Actually, you can express your derivative in a more compact form.

Since

$v(x)=A(x)(A(x)^{-1}v(x))$ (Eq. 1)

differentiating (Eq.1) w.r.t. $x$, gives:

$\frac{d}{dx}(v(x))=(\frac{d}{dx}A(x))A(x)^{-1}v(x)+A(x)\frac{d}{dx}(A(x)^{-1}v(x))$ (Eq. 2)

Thus, solving (Eq. 2) for $d(A(x)^{-1}v(x))/dx$ yields:

$\frac{d}{dx}(A(x)^{-1}v(x))=A(x)^{-1}[\frac{d}{dx}v(x)-(\frac{d}{dx}A(x))(A(x)^{-1}v(x))] $ (Eq.3)

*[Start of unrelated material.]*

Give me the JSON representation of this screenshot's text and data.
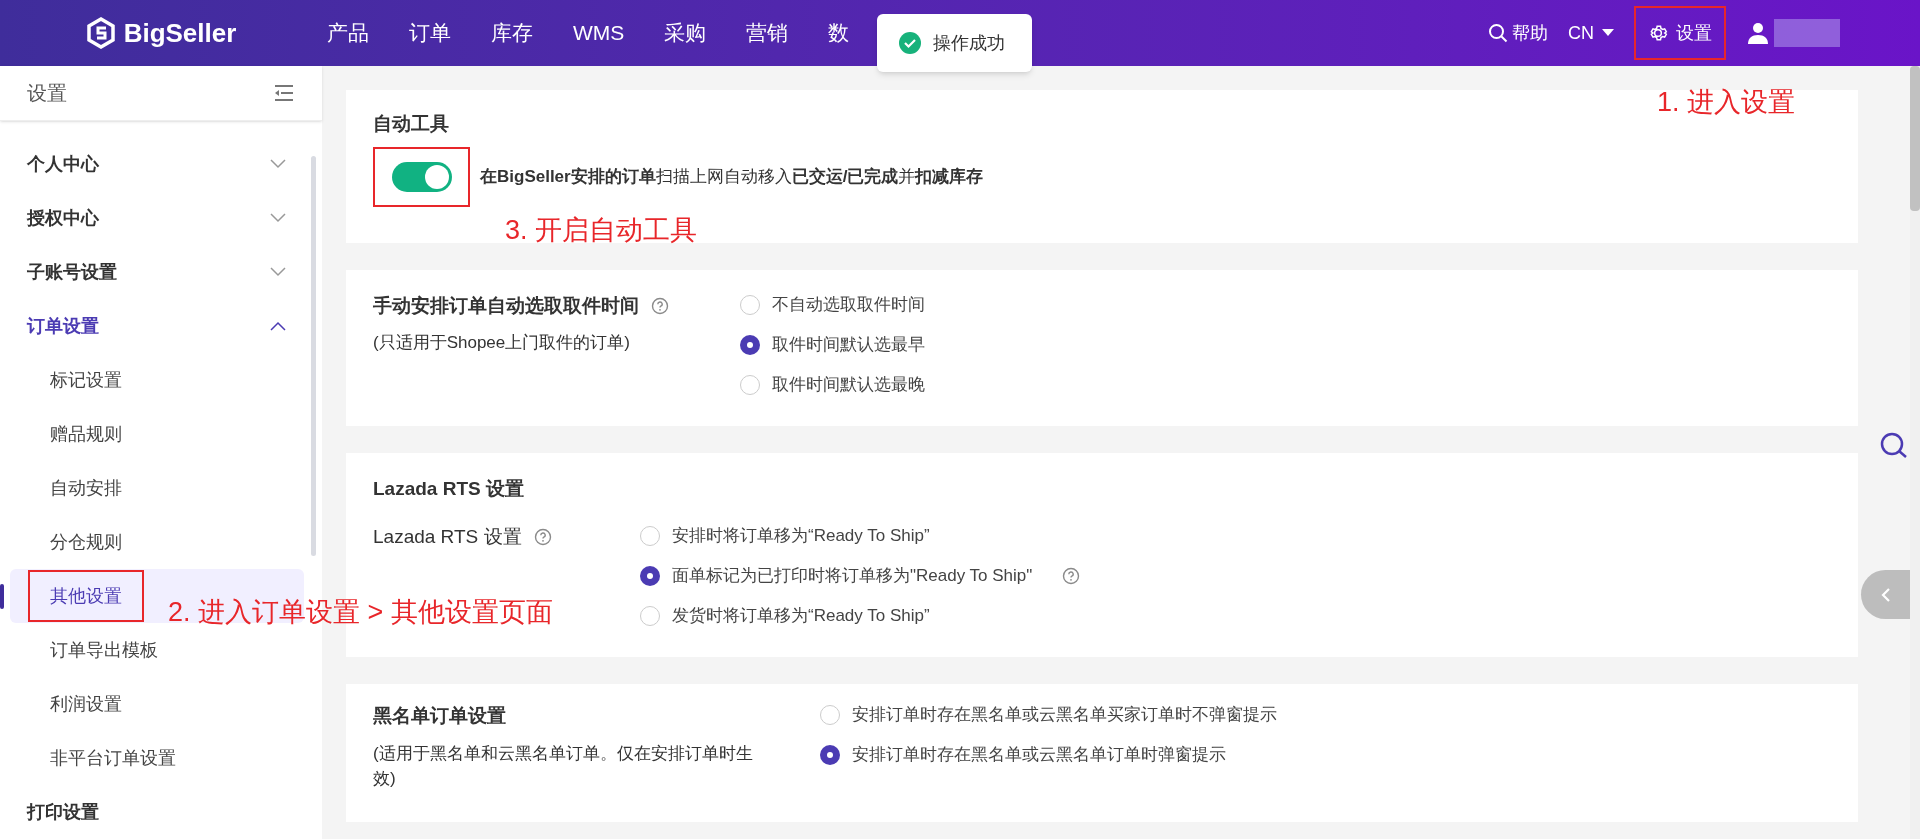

Notice that Eq. (3) expresses the derivative of $A^{-1}v(x)$ as only function of the derivatives of $A(x),v(x)$ that are known in your problem. Also, $dv(x)/dx$ is an $n\times n$ matrix and $dA(x)/dx$ is an $n\times n\times n$ tensor. If you are not familiar about matrix derivatives with respect to a vector, have a look on some Matrix Calculus source, e.g. Click here

Example:

Let $v(x)=\begin{bmatrix} v_1(x)\\ v_2(x) \end{bmatrix}$ and $x=[x_1\,x_2\,x_3]$. Then:

$\frac{dv(x)}{dx}=\begin{bmatrix} \frac{\partial v_1(x)}{\partial x_1}&\frac{\partial v_1(x)}{\partial x_2}&\frac{\partial v_1(x)}{\partial x_3}\\ \frac{\partial v_2(x)}{\partial x_1}&\frac{\partial v_2(x)}{\partial x_2}&\frac{\partial v_2(x)}{\partial x_3} \end{bmatrix}$